Gansel tiene un método para cada obra que ha traducido: una de las más desgarradoras es la poesía empapada de dolor de Nelly Sachs, que trabajó mediante “una secuencia de lecturas y abordajes que se complementaban y que tejían juntos, progresivamente, la textura de la traducción. Así fui componiendo cuatro libretas que correspondían a cuatro escrituras, cuatro reescrituras. Cuatro horizontes”. Como traductora, me inquietaba el resultado en catalán de la versión francesa de los poemas de Sachs a cargo de la autora, así que, a partir del francés, el inglés y el alemán, intenté hacer una versión con la esperanza de transmitir el desconsuelo y la aflicción que rezuman. Me tranquilizaron las palabras de Mireille Gansel al contarle mi inquietud: “De cada traducción, una obra sale enriquecida, y así será con Nelly Sachs: toda la luz y el dolor de su canto se enriquecerán con la luz, el dolor y la empatía que vibrarán en los versos del catalán”.

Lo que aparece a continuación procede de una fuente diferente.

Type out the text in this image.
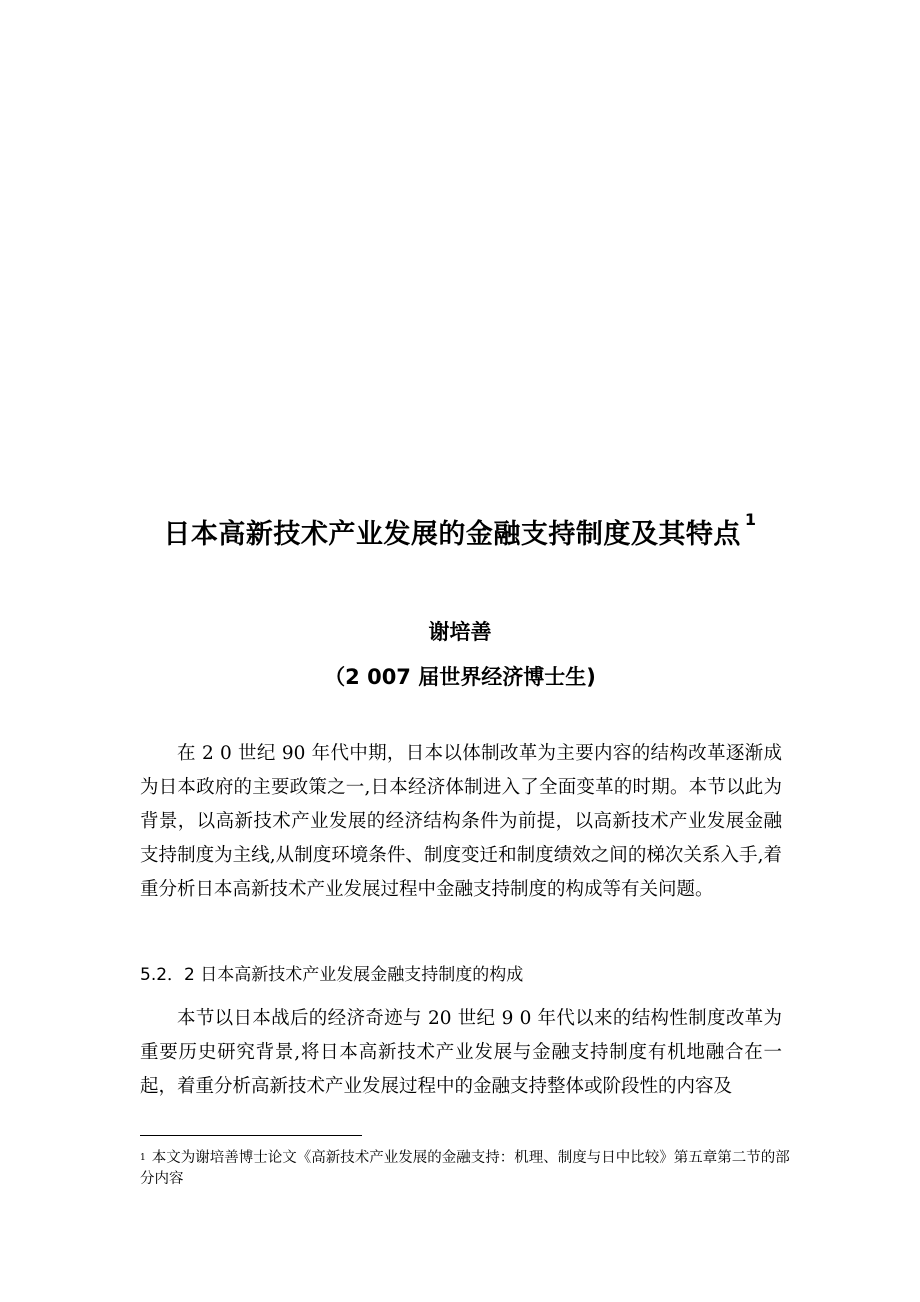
日本高新技术产业发展的金融支持制度及其特点 $^1$
谢培善
（2 007 届世界经济博士生)

在 2 0 世纪 90 年代中期，日本以体制改革为主要内容的结构改革逐渐成为日本政府的主要政策之一,日本经济体制进入了全面变革的时期。本节以此为背景，以高新技术产业发展的经济结构条件为前提，以高新技术产业发展金融支持制度为主线,从制度环境条件、制度变迁和制度绩效之间的梯次关系入手,着重分析日本高新技术产业发展过程中金融支持制度的构成等有关问题。

5.2．2 日本高新技术产业发展金融支持制度的构成

本节以日本战后的经济奇迹与 20 世纪 9 0 年代以来的结构性制度改革为重要历史研究背景,将日本高新技术产业发展与金融支持制度有机地融合在一起，着重分析高新技术产业发展过程中的金融支持整体或阶段性的内容及

$^1$ 本文为谢培善博士论文《高新技术产业发展的金融支持：机理、制度与日中比较》第五章第二节的部分内容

Hay libros, como este, que se quedan contigo toda la vida. Cuando los lees, te emocionan; cuando los traduces, los meditas una y otra vez hasta que das con todo lo que está más allá de las palabras y acaban formando parte de tu pensamiento. Mientras trabajaba en Traducir como trashumar, hubo veces en que me parecía encontrar dentro de mí las palabras como si yo misma las hubiera pensado y el original las confirmara. A veces decimos que tal libro nos ha cambiado la vida; yo tengo la impresión de que Traducir como trashumar, y el haber conocido a Mireille Gansel, ha contribuido de forma inimaginable a crear mi lengua interior, me ha dado una perspectiva mucho más profunda de la traducción y me ha transmitido la esperanza de un humanismo reconfortante.